Si uno considera que una cosa es verde y otro la ve azul, es imposible que se llegue a cierta mezcla de colores. Lo posible y hasta parece que inevitable es que de las descalificaciones de la opinión contraria se pase a las descalificaciones del opinante contrario y de ahí al insulto directo.

Aunque lo normal es que se salte la fase de considerar la opinión contraria para entrar directamente en la del insulto.

Entonces, si las cosas son así, si siempre funcionan de este modo, ¿por qué se discute en las redes? ¿Qué sentido tiene enfrentarse dos particulares dispuestos a priori a no ceder ni un milímetro en sus posiciones respectivas?

Insisto en lo de “particulares” porque entre los políticos profesionales las cosas no son exactamente así. El profesional tiene unas responsabilidades, unas perspectivas, que en un momento dado le pueden aconsejar ceder en un punto para quizá avanzar en otro, y esto hace que las posiciones puedan no ser tan enquistadas.

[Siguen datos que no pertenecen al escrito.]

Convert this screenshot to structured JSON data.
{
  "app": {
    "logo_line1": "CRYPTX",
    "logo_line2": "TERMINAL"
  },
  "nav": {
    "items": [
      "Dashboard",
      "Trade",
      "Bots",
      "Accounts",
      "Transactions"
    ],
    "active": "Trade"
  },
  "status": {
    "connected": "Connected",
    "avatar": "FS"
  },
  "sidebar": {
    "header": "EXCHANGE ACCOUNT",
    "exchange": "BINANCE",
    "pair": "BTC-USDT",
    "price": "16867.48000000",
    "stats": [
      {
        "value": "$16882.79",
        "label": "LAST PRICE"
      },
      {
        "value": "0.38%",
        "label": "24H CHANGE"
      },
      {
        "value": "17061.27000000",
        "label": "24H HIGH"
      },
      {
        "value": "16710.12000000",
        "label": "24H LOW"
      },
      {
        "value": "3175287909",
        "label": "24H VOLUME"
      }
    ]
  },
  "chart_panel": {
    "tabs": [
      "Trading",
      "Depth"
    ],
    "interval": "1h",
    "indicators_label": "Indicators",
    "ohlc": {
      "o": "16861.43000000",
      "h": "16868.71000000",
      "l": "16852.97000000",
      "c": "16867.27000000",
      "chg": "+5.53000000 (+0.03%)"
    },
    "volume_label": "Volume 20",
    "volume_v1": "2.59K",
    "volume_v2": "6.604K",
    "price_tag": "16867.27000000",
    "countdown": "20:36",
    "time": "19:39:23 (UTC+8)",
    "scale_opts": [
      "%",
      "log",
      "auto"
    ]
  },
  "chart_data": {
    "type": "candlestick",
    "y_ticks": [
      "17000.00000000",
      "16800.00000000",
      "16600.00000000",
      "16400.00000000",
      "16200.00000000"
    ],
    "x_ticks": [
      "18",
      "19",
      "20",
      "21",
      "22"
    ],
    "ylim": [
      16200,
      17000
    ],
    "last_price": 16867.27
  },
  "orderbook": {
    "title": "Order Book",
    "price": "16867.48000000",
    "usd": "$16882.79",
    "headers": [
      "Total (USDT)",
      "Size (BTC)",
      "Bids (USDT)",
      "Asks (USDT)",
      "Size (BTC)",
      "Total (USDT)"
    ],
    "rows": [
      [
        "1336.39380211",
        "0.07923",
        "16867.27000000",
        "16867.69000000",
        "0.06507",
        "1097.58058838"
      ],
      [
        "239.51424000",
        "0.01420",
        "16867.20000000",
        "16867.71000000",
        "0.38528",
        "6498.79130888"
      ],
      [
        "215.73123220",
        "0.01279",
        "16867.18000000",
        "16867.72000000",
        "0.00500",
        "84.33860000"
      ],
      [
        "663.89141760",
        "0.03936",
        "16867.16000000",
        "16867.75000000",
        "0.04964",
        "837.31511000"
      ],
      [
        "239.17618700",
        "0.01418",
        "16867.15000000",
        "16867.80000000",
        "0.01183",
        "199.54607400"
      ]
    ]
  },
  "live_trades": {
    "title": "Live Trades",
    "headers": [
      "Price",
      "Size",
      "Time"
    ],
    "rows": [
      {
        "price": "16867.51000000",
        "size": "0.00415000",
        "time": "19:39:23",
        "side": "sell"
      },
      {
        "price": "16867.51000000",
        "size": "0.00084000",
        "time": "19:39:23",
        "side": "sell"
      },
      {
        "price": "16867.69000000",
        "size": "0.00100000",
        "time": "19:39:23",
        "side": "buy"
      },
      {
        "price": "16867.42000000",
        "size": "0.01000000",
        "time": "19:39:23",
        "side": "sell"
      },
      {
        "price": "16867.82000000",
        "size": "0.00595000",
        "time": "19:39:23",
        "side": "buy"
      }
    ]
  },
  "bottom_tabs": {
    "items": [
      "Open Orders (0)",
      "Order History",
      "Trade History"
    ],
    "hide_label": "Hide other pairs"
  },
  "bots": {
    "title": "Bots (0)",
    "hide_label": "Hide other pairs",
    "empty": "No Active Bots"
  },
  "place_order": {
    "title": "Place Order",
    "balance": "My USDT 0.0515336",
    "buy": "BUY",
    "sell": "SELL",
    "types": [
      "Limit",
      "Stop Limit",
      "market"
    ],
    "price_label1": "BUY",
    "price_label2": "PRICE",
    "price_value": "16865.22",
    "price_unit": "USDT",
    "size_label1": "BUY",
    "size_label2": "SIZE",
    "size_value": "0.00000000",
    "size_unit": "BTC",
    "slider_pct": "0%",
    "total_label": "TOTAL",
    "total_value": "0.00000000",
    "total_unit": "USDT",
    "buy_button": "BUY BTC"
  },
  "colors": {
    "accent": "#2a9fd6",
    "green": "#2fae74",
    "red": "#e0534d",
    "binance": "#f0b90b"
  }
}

Pero el particular ¿qué consigue? ¿Qué obtiene de ese continuo batirse a palos con los ojos vendados?

Ignoro si la energía que muchos gastan en esas peleas internáuticas se ven compensadas por algún beneficio personal o íntimo. Lo dudo mucho. Tanto lo dudo que no puedo menos que repetir mi consejo:

Nunca discutas de política en la red.